The short answer is: strip them off! The longer answer is: run in such a way that you long to strip them off.
Hebrews 12:1 Therefore, since we are surrounded by so great a cloud of witnesses, let us also lay aside every weight, and sin which clings so closely, and let us run with endurance the race that is set before us, 2 looking to Jesus, the founder and perfecter of our faith, who for the joy that was set before him endured the cross, despising the shame, and is seated at the right hand of the throne of God.
This describes a marathon race and suggests that if we are to effectively complete the race marked out for us, we will need to strip off everything that slows us down. The writer describes these as weights and sins.
Weights are not necessarily sins - they are all the unnecessary baggage that when added to our lives has the cumulative effect of making us sluggish and slow in our Christian race.
Sins are like sticky vines and roots that easily trip us up, cling to us and slow us down, or overhang the path deceiving us into sidetracks.
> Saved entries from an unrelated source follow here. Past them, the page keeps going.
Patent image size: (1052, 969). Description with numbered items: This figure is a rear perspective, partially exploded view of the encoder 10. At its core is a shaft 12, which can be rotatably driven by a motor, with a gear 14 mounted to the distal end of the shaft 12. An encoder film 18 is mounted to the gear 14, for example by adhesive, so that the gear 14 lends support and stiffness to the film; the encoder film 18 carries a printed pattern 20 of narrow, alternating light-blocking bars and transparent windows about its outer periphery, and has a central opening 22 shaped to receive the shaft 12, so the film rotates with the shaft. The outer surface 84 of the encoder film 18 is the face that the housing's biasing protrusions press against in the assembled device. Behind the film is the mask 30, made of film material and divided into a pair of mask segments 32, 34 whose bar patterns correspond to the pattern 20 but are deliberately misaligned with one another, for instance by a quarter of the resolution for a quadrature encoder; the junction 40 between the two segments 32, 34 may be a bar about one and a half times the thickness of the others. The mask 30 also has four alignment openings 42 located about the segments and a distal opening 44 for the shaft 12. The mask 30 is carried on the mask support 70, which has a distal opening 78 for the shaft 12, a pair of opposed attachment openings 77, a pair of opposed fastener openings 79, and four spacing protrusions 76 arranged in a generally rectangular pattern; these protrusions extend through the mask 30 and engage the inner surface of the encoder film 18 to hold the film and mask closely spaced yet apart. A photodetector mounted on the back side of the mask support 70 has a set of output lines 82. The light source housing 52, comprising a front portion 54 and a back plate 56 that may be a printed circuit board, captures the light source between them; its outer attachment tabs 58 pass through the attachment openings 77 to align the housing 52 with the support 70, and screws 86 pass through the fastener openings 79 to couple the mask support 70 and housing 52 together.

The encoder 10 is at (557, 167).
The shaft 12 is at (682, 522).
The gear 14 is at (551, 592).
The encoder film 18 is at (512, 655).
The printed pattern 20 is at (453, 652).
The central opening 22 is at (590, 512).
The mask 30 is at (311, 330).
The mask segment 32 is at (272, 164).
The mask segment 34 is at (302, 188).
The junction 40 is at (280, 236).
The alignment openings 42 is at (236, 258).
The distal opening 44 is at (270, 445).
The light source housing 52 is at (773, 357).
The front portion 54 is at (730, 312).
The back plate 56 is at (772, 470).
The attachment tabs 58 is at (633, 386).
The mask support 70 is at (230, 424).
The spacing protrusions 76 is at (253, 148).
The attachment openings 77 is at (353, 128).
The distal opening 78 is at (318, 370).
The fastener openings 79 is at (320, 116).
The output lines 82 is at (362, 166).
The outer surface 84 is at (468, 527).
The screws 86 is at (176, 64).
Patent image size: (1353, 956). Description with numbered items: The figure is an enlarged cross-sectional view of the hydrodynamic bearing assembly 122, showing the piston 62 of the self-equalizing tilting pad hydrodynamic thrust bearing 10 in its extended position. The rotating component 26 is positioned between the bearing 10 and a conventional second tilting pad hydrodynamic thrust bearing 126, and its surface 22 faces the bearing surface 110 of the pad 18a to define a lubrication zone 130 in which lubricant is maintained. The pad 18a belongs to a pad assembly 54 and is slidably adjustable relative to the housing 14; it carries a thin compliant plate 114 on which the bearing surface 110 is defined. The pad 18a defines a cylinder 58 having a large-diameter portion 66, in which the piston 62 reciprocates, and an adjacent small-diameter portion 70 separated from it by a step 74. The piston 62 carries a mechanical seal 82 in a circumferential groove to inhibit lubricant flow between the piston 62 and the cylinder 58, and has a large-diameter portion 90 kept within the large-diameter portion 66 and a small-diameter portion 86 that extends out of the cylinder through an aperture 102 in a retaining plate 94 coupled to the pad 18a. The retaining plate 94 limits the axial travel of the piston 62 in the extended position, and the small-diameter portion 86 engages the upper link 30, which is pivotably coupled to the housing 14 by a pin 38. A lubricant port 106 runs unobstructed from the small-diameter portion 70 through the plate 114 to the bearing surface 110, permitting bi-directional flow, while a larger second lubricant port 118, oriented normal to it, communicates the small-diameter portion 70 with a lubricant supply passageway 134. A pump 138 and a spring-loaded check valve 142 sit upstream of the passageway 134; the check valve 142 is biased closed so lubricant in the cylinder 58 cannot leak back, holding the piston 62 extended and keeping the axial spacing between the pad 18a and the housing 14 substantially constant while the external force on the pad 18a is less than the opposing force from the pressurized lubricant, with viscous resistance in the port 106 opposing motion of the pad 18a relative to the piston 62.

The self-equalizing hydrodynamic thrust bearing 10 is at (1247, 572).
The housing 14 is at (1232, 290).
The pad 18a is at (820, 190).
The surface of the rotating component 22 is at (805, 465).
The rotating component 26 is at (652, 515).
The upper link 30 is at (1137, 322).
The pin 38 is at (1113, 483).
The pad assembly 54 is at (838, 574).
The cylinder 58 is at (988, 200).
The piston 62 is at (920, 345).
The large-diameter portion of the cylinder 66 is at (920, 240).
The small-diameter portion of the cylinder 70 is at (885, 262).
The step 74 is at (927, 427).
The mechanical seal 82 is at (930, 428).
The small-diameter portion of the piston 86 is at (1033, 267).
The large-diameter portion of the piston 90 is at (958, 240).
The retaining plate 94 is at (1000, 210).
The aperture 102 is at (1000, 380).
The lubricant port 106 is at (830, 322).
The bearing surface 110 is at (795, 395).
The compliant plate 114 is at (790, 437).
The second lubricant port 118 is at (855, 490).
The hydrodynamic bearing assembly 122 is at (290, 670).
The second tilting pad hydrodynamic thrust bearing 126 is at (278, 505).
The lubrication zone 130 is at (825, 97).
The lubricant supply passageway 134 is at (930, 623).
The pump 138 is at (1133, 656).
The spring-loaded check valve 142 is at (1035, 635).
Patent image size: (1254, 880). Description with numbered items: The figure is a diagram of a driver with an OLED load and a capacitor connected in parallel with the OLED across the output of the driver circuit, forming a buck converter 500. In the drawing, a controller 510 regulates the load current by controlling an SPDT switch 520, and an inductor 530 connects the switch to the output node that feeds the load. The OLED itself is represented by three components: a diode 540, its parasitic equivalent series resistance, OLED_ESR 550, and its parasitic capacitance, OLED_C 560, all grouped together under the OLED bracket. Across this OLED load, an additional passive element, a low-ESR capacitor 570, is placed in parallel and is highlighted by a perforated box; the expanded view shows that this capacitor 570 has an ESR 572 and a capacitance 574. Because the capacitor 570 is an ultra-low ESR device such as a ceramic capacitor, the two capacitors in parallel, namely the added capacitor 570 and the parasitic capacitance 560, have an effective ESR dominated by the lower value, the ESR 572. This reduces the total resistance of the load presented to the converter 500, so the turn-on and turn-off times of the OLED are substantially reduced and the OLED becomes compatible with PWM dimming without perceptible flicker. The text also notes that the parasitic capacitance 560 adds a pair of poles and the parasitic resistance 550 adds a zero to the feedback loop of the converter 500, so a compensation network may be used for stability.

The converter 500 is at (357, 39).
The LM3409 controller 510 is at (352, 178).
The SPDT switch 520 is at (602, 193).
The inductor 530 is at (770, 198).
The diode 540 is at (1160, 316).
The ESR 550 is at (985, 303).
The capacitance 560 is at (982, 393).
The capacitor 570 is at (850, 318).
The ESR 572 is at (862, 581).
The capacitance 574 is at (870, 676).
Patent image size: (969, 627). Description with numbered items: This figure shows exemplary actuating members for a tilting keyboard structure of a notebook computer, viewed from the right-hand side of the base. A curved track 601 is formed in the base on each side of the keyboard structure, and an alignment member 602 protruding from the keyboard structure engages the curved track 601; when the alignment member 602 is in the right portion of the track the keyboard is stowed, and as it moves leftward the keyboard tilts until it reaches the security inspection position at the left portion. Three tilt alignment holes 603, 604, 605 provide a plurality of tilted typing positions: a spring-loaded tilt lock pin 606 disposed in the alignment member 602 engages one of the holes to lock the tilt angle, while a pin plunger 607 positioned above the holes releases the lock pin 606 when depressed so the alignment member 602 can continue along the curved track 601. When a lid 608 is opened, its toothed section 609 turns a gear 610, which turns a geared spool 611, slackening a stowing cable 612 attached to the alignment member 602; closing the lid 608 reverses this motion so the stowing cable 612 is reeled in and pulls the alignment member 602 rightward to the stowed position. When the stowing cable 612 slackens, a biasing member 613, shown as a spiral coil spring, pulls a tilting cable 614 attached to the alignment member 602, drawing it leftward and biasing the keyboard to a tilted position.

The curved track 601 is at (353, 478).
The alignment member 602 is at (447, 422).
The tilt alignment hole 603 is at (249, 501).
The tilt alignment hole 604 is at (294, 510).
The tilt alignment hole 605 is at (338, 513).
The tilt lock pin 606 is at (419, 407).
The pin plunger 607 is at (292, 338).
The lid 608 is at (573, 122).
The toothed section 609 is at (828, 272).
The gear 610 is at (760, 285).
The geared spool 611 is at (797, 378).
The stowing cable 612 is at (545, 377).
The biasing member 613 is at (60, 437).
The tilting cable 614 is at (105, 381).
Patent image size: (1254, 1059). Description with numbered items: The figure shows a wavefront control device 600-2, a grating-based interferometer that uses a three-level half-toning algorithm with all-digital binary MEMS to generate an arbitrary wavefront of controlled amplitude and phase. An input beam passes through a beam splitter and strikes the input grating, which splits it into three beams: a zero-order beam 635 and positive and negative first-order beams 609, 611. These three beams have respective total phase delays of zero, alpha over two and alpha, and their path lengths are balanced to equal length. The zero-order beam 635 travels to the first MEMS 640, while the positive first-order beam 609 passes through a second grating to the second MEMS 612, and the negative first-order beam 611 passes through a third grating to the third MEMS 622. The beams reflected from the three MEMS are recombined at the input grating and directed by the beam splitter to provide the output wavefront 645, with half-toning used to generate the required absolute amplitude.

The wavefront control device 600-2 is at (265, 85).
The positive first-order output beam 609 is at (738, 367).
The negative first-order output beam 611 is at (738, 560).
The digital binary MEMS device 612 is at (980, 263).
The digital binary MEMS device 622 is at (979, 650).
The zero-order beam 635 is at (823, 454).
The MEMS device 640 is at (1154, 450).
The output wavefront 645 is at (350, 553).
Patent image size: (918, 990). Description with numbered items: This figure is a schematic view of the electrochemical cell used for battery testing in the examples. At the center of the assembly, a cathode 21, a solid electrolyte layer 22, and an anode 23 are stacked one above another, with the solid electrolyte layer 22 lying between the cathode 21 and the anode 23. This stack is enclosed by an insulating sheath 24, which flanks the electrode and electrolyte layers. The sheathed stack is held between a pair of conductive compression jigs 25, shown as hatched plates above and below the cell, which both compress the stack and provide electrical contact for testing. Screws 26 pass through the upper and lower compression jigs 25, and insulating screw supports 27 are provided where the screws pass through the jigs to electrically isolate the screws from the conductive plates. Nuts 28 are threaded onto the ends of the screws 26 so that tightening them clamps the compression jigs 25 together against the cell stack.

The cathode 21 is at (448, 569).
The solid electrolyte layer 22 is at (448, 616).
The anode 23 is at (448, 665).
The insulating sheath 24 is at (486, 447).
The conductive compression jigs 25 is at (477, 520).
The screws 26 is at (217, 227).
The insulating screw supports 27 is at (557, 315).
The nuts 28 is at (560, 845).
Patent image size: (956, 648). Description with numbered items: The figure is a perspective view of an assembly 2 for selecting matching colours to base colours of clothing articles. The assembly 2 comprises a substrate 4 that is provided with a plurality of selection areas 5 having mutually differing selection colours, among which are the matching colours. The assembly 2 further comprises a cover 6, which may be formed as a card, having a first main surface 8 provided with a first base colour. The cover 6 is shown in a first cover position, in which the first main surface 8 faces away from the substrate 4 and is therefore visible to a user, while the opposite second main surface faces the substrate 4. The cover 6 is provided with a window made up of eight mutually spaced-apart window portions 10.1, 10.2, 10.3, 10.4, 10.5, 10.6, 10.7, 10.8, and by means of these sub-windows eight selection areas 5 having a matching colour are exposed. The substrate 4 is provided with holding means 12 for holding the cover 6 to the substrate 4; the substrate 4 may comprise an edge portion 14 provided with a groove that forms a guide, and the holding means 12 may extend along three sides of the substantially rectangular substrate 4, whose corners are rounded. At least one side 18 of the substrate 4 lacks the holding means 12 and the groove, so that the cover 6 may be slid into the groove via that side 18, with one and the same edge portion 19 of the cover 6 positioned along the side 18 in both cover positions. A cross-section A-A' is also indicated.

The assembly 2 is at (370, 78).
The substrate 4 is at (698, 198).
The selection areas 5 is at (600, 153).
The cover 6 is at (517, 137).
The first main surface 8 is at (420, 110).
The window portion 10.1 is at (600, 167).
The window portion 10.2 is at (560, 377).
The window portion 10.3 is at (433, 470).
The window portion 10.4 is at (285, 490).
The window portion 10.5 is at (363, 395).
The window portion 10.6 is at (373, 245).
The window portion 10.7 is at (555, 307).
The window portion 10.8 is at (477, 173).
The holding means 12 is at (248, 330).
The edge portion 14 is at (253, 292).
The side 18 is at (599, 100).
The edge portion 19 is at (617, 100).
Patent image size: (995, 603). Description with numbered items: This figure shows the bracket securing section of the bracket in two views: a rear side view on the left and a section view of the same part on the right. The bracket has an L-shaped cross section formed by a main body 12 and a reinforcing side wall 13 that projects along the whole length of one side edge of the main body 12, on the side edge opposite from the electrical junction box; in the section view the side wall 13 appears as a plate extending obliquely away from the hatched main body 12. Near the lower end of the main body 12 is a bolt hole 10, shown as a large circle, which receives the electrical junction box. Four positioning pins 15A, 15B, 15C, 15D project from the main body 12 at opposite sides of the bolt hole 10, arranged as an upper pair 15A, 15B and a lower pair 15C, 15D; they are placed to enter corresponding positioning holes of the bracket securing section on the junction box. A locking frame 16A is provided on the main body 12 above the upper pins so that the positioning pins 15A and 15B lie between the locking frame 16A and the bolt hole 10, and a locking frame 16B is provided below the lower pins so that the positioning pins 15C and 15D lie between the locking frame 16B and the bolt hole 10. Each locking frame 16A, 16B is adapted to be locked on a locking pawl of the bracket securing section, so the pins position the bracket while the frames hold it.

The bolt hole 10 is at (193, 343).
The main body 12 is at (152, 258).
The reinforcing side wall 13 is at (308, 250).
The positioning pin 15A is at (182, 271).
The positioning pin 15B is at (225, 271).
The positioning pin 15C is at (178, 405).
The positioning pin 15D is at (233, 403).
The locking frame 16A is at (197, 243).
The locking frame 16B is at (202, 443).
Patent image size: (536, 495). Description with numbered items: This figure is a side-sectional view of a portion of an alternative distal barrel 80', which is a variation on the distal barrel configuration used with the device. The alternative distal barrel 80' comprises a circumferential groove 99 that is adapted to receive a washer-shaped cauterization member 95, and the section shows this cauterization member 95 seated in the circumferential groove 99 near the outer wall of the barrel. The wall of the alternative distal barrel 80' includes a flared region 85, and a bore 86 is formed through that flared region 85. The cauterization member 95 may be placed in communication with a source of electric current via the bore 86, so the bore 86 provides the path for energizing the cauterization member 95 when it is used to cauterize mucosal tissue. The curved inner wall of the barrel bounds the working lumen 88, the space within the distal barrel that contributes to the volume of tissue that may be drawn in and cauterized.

The Hebrew Christians to whom this letter was written, had lost their 'fight'. They were no longer living on a competitive footing. They had become soft and distracted and were in danger of slipping away and fading to the rear of the pack so they failed to finish the race. The writer is urging them to get running!
It seems that if we get running, we will very quickly become aware of the surplus weight that is slowing us down and the sins that easily entangle us. Faithful running down the path Jesus has marked out for us, will soon get us discarding our unnecessary baggage and breaking through the sins that easily blocked our path when were were moving so sluggishly and aimlessly that we were making little or no progress at all.
1 Corinthians 9.24 Do you not know that in a race all the runners run, but only one receives the prize? So run that you may obtain it. 25 Every athlete exercises self-control in all things. They do it to receive a perishable wreath, but we an imperishable. 26 So I do not run aimlessly; I do not box as one beating the air. 27 But I discipline my body and keep it under control, lest after preaching to others I myself should be disqualified.